I held up a hand to stop him. “Awake. The doctors checked him. He seems fine. I’m giving him some time with Sean. He needs to tell him about Thomas.”
“Right.” He shook his head. “That’s a shitty thing to wake up to.”
“Which is why I left them alone. So, I know it’s getting late, but I was hoping to talk you into a drink, if you’re done with work.”
“Wasn’t working.” He walked to the printer, took off a couple of sheets, and handed them to me. “For you. A little ‘thanks for saving the world as we know it’ present. There’s a T-shirt coming, too, but it’ll take awhile.”
“Yep. It says ‘I defeated Lord Demon Balaam and all I got was this lousy T-shirt.’?”
I laughed. “I’ll count myself lucky if that is all I get. I’m still waiting for him to show up and use my hide for a shirt.”
“He won’t. Too humiliating. Better to just blame Gilles de Rais for screwing up everything.” He waved at the sheets. “Now read.”
I skimmed the first page. “Our ski trip to Switzerland?”
“On my dime. And a very expensive dime it is, too. That place ain’t cheap. But you’re worth it. Just remember that when I ask you to come heli-skiing with me.”
“I’m not doing skiing of any kind.” I lifted my cast. “Did you forget something?”
“Did you check the dates on that reservation?”
They were for two months from now.
“Yeah, ‘oh.’ I figure that’ll give you time to recover.”
“Time to find an apartment, too. I’m moving out as soon as we get back to Portland.”
“Good. There’s a vacancy at my apartment.” He lifted a hand before I could speak. “In my apartment building, I mean. I know you’re not ready for cohabitation. You need to live on your own. At least for a while.” He put his arm around my shoulder and led me from the room. “Now, you mentioned buying me a drink?”
“I don’t think I said—”
“Yep, pretty sure you did. We might want to make it a double. Have you checked the office e-mail lately? Apparently, the world didn’t stop while we were busy saving it. Lots of work waiting.”
“Lots of adventures waiting.”
He grinned over at me. “Always lots of adventures waiting.”
And so there would be. Things had happened in the last few weeks. Big things. Maybe even things that would ultimately alter our world. But one thing wouldn’t change. There would always be work to do, threats to defeat, adventures to be had.
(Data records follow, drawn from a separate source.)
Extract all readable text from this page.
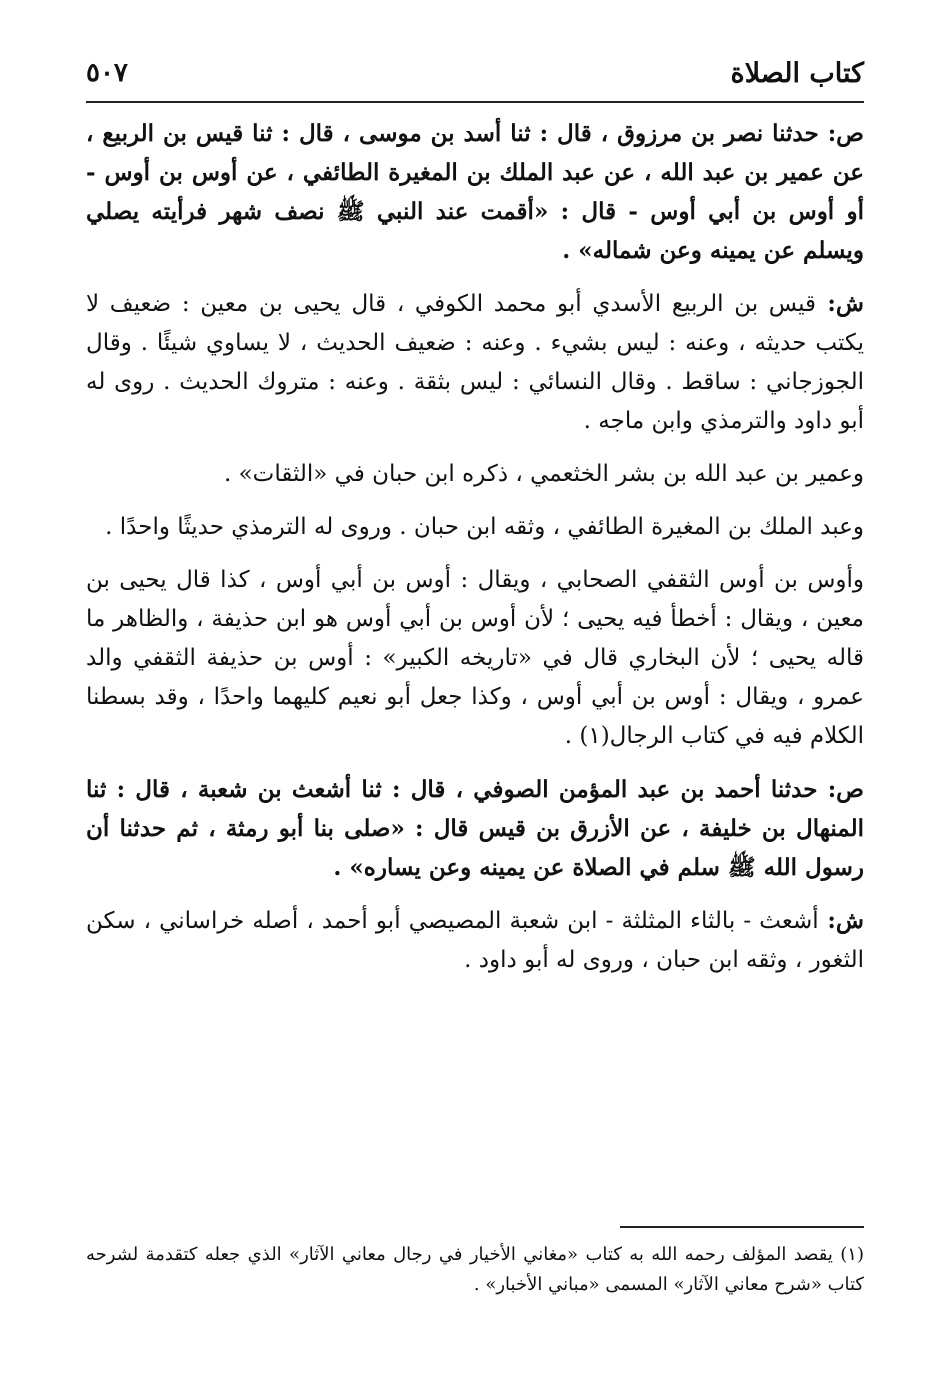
كتاب الصلاة
٥٠٧

ص: حدثنا نصر بن مرزوق ، قال : ثنا أسد بن موسى ، قال : ثنا قيس بن الربيع ، عن عمير بن عبد الله ، عن عبد الملك بن المغيرة الطائفي ، عن أوس بن أوس - أو أوس بن أبي أوس - قال : «أقمت عند النبي ﷺ نصف شهر فرأيته يصلي ويسلم عن يمينه وعن شماله» .

ش: قيس بن الربيع الأسدي أبو محمد الكوفي ، قال يحيى بن معين : ضعيف لا يكتب حديثه ، وعنه : ليس بشيء . وعنه : ضعيف الحديث ، لا يساوي شيئًا . وقال الجوزجاني : ساقط . وقال النسائي : ليس بثقة . وعنه : متروك الحديث . روى له أبو داود والترمذي وابن ماجه .

وعمير بن عبد الله بن بشر الخثعمي ، ذكره ابن حبان في «الثقات» .

وعبد الملك بن المغيرة الطائفي ، وثقه ابن حبان . وروى له الترمذي حديثًا واحدًا .

وأوس بن أوس الثقفي الصحابي ، ويقال : أوس بن أبي أوس ، كذا قال يحيى بن معين ، ويقال : أخطأ فيه يحيى ؛ لأن أوس بن أبي أوس هو ابن حذيفة ، والظاهر ما قاله يحيى ؛ لأن البخاري قال في «تاريخه الكبير» : أوس بن حذيفة الثقفي والد عمرو ، ويقال : أوس بن أبي أوس ، وكذا جعل أبو نعيم كليهما واحدًا ، وقد بسطنا الكلام فيه في كتاب الرجال(١) .

ص: حدثنا أحمد بن عبد المؤمن الصوفي ، قال : ثنا أشعث بن شعبة ، قال : ثنا المنهال بن خليفة ، عن الأزرق بن قيس قال : «صلى بنا أبو رمثة ، ثم حدثنا أن رسول الله ﷺ سلم في الصلاة عن يمينه وعن يساره» .

ش: أشعث - بالثاء المثلثة - ابن شعبة المصيصي أبو أحمد ، أصله خراساني ، سكن الثغور ، وثقه ابن حبان ، وروى له أبو داود .

(١) يقصد المؤلف رحمه الله به كتاب «مغاني الأخيار في رجال معاني الآثار» الذي جعله كتقدمة لشرحه كتاب «شرح معاني الآثار» المسمى «مباني الأخبار» .
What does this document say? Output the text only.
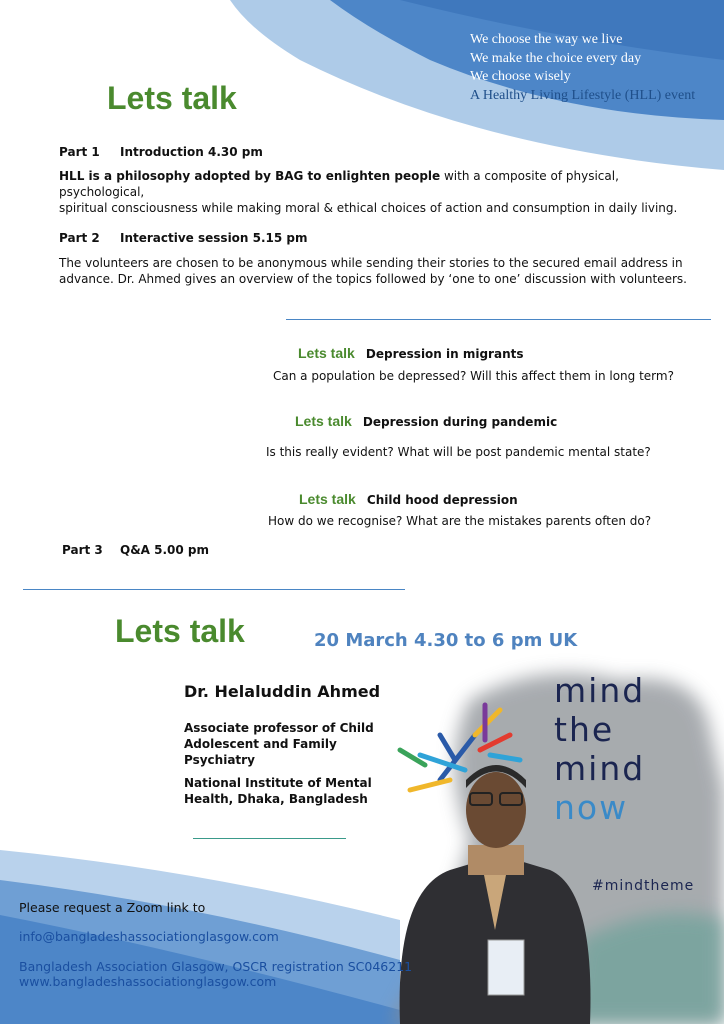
We choose the way we live
We make the choice every day
We choose wisely
A Healthy Living Lifestyle (HLL) event
Lets talk
Part 1 Introduction 4.30 pm
HLL is a philosophy adopted by BAG to enlighten people with a composite of physical, psychological,
spiritual consciousness while making moral & ethical choices of action and consumption in daily living.
Part 2 Interactive session 5.15 pm
The volunteers are chosen to be anonymous while sending their stories to the secured email address in
advance. Dr. Ahmed gives an overview of the topics followed by ‘one to one’ discussion with volunteers.
Lets talk Depression in migrants
Can a population be depressed? Will this affect them in long term?
Lets talk Depression during pandemic
Is this really evident? What will be post pandemic mental state?
Lets talk Child hood depression
How do we recognise? What are the mistakes parents often do?
Part 3 Q&A 5.00 pm
Lets talk	20 March 4.30 to 6 pm UK
Dr. Helaluddin Ahmed
Associate professor of Child
Adolescent and Family
Psychiatry
National Institute of Mental
Health, Dhaka, Bangladesh
mind
the
mind
now
#mindtheme
Please request a Zoom link to
info@bangladeshassociationglasgow.com
Bangladesh Association Glasgow, OSCR registration SC046211
www.bangladeshassociationglasgow.com
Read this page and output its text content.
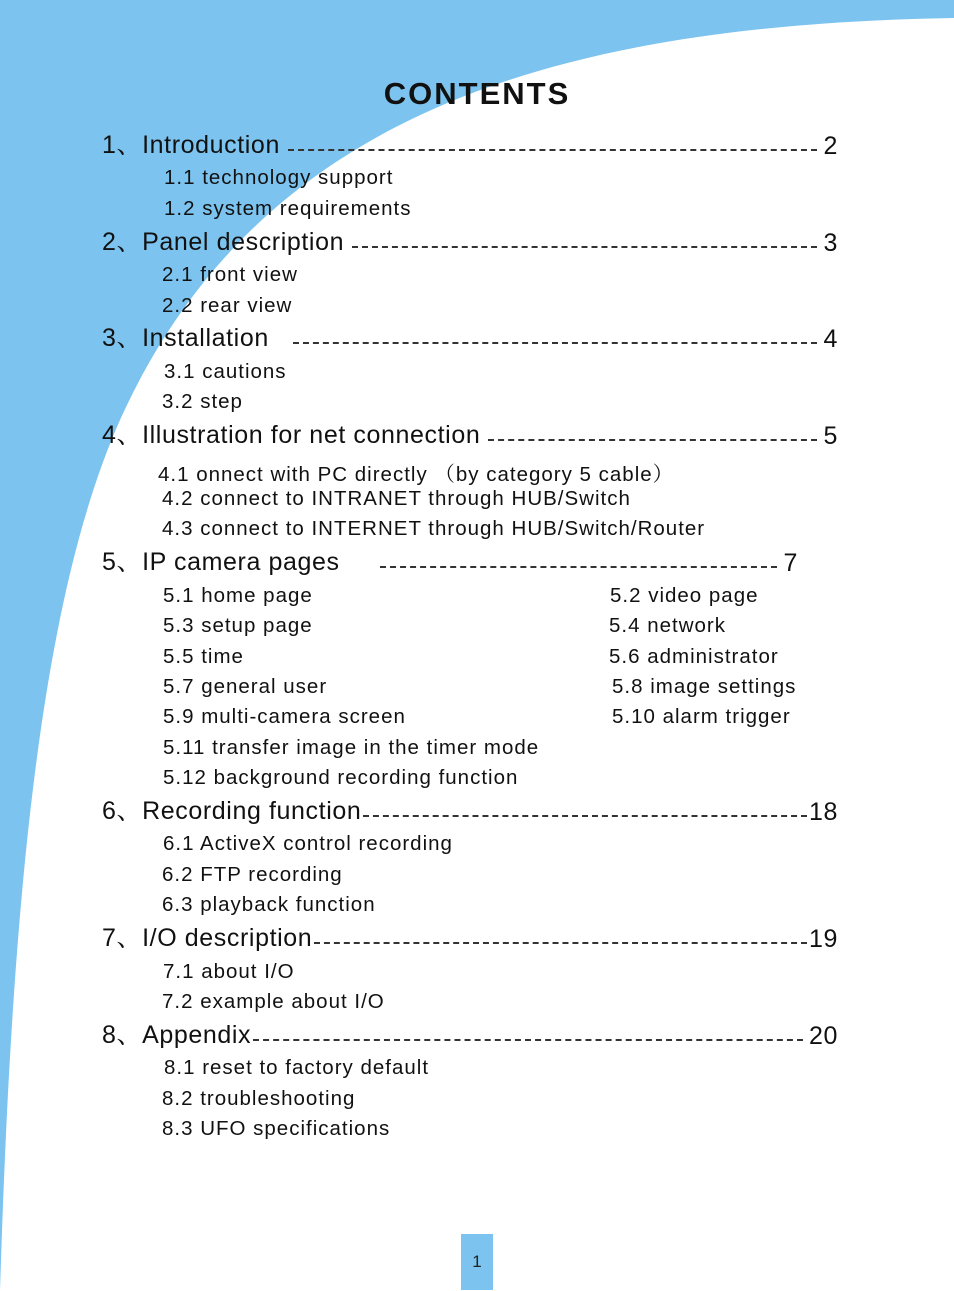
CONTENTS
1、Introduction	2
1.1 technology support
1.2 system requirements
2、Panel description	3
2.1 front view
2.2 rear view
3、Installation	4
3.1 cautions
3.2 step
4、Illustration for net connection	5
4.1 onnect with PC directly （by category 5 cable）
4.2 connect to INTRANET through HUB/Switch
4.3 connect to INTERNET through HUB/Switch/Router
5、IP camera pages	7
5.1 home page	5.2 video page
5.3 setup page	5.4 network
5.5 time	5.6 administrator
5.7 general user	5.8 image settings
5.9 multi-camera screen	5.10 alarm trigger
5.11 transfer image in the timer mode
5.12 background recording function
6、Recording function	18
6.1 ActiveX control recording
6.2 FTP recording
6.3 playback function
7、I/O description	19
7.1 about I/O
7.2 example about I/O
8、Appendix	20
8.1 reset to factory default
8.2 troubleshooting
8.3 UFO specifications
1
I wouldn’t want it any other way.
A FINAL NOTE FROM KELLEY …
Thus ends the Otherworld, with Savannah looking forward to a lifetime of adventures. It may seem an odd note to finish on, but this is how I’ve always envisioned the ending. I’m not sending the characters into their rocking chairs, to doze away their retirement years. I haven’t created a world where that is even possible. There is no final victory that could let them all live peacefully-ever-after. But as Savannah says, they wouldn’t have it any other way. Theirs is a life of threats and challenges and, yes, adventures. This is, for me, their happily-ever-after.
Will readers ever share in those future adventures?
Yes. I do have more stories to tell. And I will tell some of them in three anthologies of short fiction, the first to be published in 2014. I may even, someday, return to share a bigger story, when the time is right.